Students debate human rights, remember victims of torture

Jul 5, 2012

imageSuai high school students lay wreaths at a memorial to victims of the 1999 Suai church massacre. Photo: Justice System Programme/UNDP TL

Senior high school students from Suai, in the remote southwest of Timor-Leste, raised some pressing questions for the government, school authorities and the UN, during a seminar and debating competition held 25-26 June.

Student Silvia Soares wanted to know what practical measures the government implements to follow up on instruments like the Convention against Torture (CAT). Fellow student Calisto Amaral asked what the government was doing to create stability and harmony in communities like Suai.
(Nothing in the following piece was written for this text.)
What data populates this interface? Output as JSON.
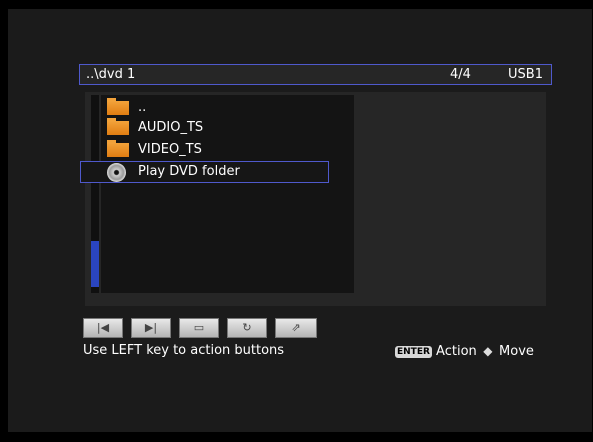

The events were organised by the Ministry of Justice’s Citizenship and Human Rights Directorate to commemorate International Day in Support of Victims of Torture. UNMIT’s Human Rights and Transitional Justice Section (HRTJS) funded the debating competition, while UNDP’s Justice System Programme provided technical support for both events.

More than 100 students attended the debating competition on 26 June, arguing about the welfare of children, the use of torture, Timorese history and transitional justice.

Three local schools took part in the competition, with Serankotek School No.1 taking home the winner’s trophy.

On 25 June, the students attended a seminar, with presentations by the Vice-Minister for Justice, Ivo Valente, Anjet Lanting from UNMIT’s Human Rights and Transitional Justice Section and Alfredo de Araujo, Director of Primary School Education from the Ministry of Education.

Vice-Minister Valente told the students that Timor-Leste’s ratification of the Convention Against Torture (CAT) was one means of ensuring that human rights violations of the past were not repeated.

“The Timorese people know... about torture, not through reading books or watching films or attending courses on international law, but from our own history,” he said.

“From this bitter experience, we made a commitment: we cannot allow these things to happen again.”

In her address Ms Lanting said that the “during 24 years of violent conflict in East Timor ill-treatment and torture were the third and fourth most frequent violations and occurred overwhelmingly especially while victims were in detention.

“Cova Lima [district] was the scene of widespread human rights violations both before and after the ballot in 1999,”she said.

The Director of the Citizenship and Human Rights Directorate, Celito Cardoso said Suai was chosen as the site for activities commemorating victims of torture, given the massacre of civilians which occurred in Suai’s Ave Maria church in 1999.

“Timor-Leste, as a democratic country which respects the rule of law and which has ratified the CAT, is working to ensure that the violations such as those which occurred in Suai [in 1999] will not be repeated again,” said Mr Cardoso.